On top of the humanitarian aid, Israel also suddenly stopped allowing all commercial trucks into Gaza in early October. Commercial trucks once complemented the deliveries of humanitarian aid, providing a variety of basic goods like flour, oil, biscuits, milk, and so on. “Before the recent stoppage of commercial entry, most basic needs were met through the market, not humanitarian assistance,” the aid agencies report said. “International humanitarian actors have not observed a single entry of commercial trucks since September 30.”

The markets are now empty and what there is is even more expensive than it was.

“One day when we had some money, I went to buy some almost rotten vegetables. I paid $20 for only two potatoes and three tomatoes,” said Hani Qarmoot, a 21-year-old former resident of northern Gaza, who has been displaced since the early days of the war and now lives in a tent along with seven members of his family in the damaged courtyard of Al-Aqsa University in Khan Younis. “We here among our family ration out and divide things in advance. For instance, we share a few loaves of bread for everyone, one can of fava beans for three people, and so on. It just goes like this,” he said, choking up with pain.

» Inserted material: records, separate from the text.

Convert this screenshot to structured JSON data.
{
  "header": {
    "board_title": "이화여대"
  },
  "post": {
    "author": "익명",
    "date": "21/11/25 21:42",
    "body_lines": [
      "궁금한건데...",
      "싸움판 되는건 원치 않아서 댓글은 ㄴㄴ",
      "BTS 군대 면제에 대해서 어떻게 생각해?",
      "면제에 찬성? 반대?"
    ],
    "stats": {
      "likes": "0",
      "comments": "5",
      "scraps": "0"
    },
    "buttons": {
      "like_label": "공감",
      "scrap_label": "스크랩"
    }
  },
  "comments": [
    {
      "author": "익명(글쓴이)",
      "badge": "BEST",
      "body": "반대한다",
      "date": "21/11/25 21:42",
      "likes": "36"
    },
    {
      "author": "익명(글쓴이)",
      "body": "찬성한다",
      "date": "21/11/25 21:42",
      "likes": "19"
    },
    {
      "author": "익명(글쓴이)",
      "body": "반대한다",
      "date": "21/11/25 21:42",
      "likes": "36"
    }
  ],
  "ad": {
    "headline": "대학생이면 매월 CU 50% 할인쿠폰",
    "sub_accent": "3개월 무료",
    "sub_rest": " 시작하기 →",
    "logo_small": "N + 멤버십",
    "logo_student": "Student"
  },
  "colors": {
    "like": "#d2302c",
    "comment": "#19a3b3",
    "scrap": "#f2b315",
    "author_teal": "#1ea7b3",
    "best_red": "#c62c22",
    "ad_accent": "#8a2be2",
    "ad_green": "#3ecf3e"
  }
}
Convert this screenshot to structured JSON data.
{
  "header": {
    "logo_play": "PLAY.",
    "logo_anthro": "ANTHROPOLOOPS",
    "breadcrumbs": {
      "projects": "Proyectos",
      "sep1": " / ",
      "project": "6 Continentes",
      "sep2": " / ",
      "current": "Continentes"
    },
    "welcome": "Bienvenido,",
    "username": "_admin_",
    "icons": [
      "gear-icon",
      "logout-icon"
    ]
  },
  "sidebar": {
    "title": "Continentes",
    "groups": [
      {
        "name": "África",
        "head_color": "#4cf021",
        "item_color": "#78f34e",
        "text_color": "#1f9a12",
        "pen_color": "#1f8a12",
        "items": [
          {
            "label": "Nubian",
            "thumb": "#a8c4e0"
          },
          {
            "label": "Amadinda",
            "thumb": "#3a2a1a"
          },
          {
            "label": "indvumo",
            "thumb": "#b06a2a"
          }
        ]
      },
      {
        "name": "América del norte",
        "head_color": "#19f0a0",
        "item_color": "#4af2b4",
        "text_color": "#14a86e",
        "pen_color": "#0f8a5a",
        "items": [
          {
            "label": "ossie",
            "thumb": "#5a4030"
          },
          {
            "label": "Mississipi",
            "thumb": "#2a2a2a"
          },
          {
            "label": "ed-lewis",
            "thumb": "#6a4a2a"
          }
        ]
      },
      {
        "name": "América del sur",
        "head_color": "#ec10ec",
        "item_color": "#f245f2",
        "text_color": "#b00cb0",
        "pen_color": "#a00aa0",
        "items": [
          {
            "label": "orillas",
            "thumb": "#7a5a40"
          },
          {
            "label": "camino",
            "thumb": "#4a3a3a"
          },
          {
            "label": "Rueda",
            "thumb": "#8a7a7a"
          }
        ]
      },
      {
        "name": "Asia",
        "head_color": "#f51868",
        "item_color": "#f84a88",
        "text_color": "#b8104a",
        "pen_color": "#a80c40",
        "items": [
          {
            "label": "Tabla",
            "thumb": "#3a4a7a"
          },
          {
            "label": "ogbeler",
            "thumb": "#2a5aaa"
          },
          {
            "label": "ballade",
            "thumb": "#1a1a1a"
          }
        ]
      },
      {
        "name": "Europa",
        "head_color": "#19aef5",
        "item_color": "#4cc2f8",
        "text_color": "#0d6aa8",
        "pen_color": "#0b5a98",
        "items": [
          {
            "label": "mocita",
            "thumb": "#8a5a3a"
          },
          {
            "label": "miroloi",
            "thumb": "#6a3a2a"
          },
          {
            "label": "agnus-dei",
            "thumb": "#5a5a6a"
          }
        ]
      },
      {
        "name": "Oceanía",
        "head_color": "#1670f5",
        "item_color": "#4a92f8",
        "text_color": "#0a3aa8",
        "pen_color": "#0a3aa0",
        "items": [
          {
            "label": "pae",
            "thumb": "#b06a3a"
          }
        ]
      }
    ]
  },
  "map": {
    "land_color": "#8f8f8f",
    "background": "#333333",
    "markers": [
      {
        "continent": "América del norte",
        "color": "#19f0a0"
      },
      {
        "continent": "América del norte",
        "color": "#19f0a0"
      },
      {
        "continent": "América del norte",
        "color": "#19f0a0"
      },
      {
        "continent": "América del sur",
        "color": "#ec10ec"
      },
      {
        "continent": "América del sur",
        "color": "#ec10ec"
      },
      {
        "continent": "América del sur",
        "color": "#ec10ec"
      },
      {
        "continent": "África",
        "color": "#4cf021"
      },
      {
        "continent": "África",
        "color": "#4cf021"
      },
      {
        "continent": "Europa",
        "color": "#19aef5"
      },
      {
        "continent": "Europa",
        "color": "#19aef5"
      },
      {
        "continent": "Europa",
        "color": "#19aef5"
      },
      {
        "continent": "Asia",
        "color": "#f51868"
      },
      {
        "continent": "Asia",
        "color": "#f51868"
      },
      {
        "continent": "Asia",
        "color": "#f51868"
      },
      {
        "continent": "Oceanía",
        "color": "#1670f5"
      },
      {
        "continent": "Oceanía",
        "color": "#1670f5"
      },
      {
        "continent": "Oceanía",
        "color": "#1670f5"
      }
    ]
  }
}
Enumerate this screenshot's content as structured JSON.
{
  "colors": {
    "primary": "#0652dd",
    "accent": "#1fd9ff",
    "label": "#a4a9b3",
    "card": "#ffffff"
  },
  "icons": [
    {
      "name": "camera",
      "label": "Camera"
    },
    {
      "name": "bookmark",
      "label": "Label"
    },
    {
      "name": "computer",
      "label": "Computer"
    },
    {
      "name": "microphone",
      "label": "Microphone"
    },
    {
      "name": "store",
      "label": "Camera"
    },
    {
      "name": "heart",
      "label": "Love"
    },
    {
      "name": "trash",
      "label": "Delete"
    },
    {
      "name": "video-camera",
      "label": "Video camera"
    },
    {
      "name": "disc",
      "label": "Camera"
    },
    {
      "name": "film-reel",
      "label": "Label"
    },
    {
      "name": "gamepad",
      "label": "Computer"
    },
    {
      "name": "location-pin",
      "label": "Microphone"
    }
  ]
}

“I spend hours walking for kilometers to bring some lentil soup or cooked beans in buckets. The food inside the buckets sometimes gets mixed with sand along the way,” he said. “We’re really fighting to get food here. I never imagined I would go through this in my entire life. It’s the peak of humiliation and the food we get is not enough. We eat dukka, made from animal feed, or some canned tuna. They taste terrible, but I have no other choice.”

“I really fancy having my favorite dish, shakshouka. But there are no eggs or even tomatoes to make it. Our agony is indescribable. Our pain is immeasurable. We’re starved and shivering with fear and cold. But no one is moving to stop this tragedy. I don’t know when this will end, but I just dream of the day when a ceasefire is announced and I can return to the rubble of my home and eat all the dishes I’ve been dreaming of during the past 14 hours.”

Negotiations for a ceasefire are not progressing. There is no end to Israel’s assault on Gaza on the horizon, and we are continuing to be bombed, displaced and starved.

Sharif Abel Kouddous contributed to this report.